Cuando el señor cura Correa llegó de nuevo a la parroquia ya la persecución
callista se había desatado, y los acejotaemeros se ocupaban precisamente en
esos momentos, en recoger las firmas de los católicos para el Memorial dirigido
a las Cámaras del Poder Legislativo de la Nación, pidiendo la derogación de las
Leyes impías y persecutorias; dando al mismo tiempo gran publicidad al
Manifiesto de la Liga Defensora de la Libertad Religiosa, a la que, como
sabemos, se habían unido los valientes y generosos jóvenes de aquella
asociación.
Exactamente al
día siguiente de la llegada del padre Correa a la parroquia se presentó en la
ciudad, aquel insigne "traga curas" general Eulogio Ortiz, terror de
los zacatecanos, que le apodaban "Eulogio el Cruel", y otros el
"Mata amarrados" porque antes, de fusilar a alguno lo mandaba atar de las manos. Inmediatamente
se enteró de las actividades pacíficas y legítimas a todas luces, de los
ciudadanos de una República democrática, como la nuestra, y las declaró sin más
ni más, subversivas, sediciosas y altamente criminales, para encontrar un
pretexto de vejar a los católicos.
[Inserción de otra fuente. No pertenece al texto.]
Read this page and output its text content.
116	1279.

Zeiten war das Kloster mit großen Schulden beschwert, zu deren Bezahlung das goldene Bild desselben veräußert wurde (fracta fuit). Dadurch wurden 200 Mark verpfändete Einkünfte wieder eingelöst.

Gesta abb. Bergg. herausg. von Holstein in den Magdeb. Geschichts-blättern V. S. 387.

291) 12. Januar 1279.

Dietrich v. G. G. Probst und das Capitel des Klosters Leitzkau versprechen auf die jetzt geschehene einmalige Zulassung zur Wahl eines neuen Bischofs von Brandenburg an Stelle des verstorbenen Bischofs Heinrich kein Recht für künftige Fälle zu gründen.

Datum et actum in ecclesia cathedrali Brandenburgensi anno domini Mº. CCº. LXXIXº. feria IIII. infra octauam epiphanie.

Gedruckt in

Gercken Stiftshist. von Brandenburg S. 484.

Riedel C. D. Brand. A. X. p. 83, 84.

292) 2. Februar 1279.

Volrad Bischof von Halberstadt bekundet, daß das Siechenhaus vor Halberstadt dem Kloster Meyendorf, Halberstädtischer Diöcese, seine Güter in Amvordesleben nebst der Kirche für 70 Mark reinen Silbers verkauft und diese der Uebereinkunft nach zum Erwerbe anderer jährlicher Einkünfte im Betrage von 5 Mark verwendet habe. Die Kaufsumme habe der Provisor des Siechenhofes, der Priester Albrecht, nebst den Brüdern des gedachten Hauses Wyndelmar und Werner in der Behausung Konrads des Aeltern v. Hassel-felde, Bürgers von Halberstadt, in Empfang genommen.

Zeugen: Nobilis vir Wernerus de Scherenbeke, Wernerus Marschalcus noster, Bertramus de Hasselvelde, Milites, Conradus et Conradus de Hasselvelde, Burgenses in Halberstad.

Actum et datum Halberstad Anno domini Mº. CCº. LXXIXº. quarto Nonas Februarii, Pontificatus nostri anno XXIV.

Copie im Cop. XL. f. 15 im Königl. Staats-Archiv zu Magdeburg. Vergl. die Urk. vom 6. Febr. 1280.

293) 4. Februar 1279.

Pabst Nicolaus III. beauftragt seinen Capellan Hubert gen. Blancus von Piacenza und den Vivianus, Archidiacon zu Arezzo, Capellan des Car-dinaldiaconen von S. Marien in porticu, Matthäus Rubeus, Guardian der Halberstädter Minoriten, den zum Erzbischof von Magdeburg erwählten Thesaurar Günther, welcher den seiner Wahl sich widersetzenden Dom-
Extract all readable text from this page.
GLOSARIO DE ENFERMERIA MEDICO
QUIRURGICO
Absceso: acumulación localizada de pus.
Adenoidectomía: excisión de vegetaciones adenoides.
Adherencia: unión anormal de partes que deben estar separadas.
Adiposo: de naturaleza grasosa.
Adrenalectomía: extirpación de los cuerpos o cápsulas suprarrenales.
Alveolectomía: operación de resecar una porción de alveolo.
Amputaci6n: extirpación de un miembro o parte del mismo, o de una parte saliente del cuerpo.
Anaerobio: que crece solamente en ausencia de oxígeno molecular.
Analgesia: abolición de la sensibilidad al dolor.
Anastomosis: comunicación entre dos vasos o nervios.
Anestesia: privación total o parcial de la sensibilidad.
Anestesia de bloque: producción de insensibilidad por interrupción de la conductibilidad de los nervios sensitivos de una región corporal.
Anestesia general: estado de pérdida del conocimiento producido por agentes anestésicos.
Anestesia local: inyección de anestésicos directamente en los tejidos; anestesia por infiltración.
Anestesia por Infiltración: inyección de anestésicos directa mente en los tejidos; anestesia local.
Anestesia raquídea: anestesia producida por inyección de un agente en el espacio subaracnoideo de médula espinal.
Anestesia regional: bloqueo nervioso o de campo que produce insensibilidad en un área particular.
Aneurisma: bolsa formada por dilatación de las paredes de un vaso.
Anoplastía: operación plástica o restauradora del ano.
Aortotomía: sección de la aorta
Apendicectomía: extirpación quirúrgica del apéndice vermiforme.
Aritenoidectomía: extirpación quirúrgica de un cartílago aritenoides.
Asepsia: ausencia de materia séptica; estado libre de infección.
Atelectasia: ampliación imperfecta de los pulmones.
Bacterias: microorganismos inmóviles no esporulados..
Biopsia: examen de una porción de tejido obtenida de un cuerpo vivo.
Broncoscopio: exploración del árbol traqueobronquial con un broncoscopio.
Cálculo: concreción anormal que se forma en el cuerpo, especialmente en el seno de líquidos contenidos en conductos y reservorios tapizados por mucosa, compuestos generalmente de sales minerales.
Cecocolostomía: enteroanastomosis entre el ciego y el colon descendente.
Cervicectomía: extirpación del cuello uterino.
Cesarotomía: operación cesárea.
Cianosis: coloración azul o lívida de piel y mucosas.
Así que, mandó
llamar a su presencia en calidad de detenidos a los dos sacerdotes Correa y
Arroyo y a los jóvenes Vicente Rodarte, Pascual Padilla y Lucilo Caldera,
presidente este último del grupo local de la A.C.J.M.
Después de un
largo interrogatorio en que debió de convencerse, aunque no quiso hacerlo, de
que la labor de aquellos detenidos no era más que pacífica y de derecho de todo
ciudadano mexicano, declaró enfáticamente, que los iba a llevar consigo a
Zacatecas, para encarcelarlos allá por sediciosos.